What’s more, research has also suggested that a disrupted circadian rhythm can also increase the risk of diabetes, heart disease, and obesity.

Moreover, one study found a strong link between high light exposure at night and lower levels of melatonin (the sleep hormone) production.

Blue light may trigger the skin to produce excessive melanin and this can result in discoloration, dullness, and uneven skin tone.

A study published in the Journal of Investigative Dermatology looked at 22 participants with a wide range of skin tones. The researchers found that the damaging effects of blue light were more pronounced in participants with darker skin tones. In fact, participants with lighter skin tones had a 4.3% increase in pigmentation damage whereas participants with darker skin tones experienced an increase of 18.1%.

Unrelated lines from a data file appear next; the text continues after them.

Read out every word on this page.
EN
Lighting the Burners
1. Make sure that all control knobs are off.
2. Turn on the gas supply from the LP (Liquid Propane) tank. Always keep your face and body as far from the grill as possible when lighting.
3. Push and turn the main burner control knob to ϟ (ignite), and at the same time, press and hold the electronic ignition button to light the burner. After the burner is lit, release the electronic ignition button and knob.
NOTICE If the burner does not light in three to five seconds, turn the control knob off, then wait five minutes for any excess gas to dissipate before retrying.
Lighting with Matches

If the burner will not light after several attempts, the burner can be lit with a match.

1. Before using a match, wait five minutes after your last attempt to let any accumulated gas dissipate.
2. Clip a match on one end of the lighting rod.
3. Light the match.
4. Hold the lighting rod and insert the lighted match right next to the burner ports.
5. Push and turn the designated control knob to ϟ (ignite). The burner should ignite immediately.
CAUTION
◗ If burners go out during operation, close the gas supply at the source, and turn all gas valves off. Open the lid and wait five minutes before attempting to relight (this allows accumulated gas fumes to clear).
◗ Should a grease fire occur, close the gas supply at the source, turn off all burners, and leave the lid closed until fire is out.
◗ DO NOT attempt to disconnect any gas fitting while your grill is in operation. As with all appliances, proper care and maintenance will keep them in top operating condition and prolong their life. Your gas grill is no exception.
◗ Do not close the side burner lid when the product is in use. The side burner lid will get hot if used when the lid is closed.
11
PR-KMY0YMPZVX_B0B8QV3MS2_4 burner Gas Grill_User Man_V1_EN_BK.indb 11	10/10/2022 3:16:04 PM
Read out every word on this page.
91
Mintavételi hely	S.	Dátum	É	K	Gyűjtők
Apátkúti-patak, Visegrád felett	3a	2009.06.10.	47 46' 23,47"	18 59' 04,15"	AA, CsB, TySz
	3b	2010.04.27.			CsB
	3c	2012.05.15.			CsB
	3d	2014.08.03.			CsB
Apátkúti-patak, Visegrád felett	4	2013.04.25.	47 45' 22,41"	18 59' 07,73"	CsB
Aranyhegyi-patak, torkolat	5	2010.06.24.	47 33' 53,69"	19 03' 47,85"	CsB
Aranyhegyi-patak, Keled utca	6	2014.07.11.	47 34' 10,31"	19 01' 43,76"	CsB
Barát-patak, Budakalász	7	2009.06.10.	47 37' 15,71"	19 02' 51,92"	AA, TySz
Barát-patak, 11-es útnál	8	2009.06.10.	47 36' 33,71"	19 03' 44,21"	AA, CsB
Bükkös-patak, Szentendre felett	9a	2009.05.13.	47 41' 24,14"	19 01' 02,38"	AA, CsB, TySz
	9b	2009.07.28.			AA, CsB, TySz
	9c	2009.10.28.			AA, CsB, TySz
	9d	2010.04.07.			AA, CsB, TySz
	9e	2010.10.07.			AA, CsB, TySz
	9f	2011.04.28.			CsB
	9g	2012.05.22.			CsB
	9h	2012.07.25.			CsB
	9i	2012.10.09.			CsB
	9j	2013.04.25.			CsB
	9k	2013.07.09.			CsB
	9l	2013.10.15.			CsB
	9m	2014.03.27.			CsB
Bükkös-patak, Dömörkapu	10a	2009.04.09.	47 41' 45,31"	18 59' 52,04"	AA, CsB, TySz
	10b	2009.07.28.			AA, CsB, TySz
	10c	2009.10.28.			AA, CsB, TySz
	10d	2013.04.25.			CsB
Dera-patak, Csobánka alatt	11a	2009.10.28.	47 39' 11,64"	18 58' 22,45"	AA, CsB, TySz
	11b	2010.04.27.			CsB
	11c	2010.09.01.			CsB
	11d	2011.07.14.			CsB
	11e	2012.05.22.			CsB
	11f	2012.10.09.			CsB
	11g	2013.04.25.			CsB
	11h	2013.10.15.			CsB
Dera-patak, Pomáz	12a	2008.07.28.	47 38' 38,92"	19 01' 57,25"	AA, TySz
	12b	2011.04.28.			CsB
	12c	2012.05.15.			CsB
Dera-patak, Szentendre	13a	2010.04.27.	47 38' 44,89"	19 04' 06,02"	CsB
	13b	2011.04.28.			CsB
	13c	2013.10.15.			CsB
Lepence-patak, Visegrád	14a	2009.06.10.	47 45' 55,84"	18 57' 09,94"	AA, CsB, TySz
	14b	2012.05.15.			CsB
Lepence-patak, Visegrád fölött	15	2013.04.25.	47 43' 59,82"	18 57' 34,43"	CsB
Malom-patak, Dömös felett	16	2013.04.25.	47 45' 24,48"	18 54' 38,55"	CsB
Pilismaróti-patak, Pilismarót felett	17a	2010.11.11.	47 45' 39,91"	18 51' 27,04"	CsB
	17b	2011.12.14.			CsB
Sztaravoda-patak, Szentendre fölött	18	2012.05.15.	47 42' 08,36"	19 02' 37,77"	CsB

Important finding may help halt age-related macular degeneration

Macular degeneration is one of the leading causes of blindness in the United States and, according to the University of Toledo, blue light may increase the risk for macular degeneration.

It’s no secret that blue light harms our vision by damaging the eye’s retina,” said Ajith Karunarathne, PhD, assistant professor at the university’s Department of Chemistry and Biochemistry. According to the professor and his team, while they caution the public from believing that blue light may cause blindness, blue light has been found to damage retinal cells.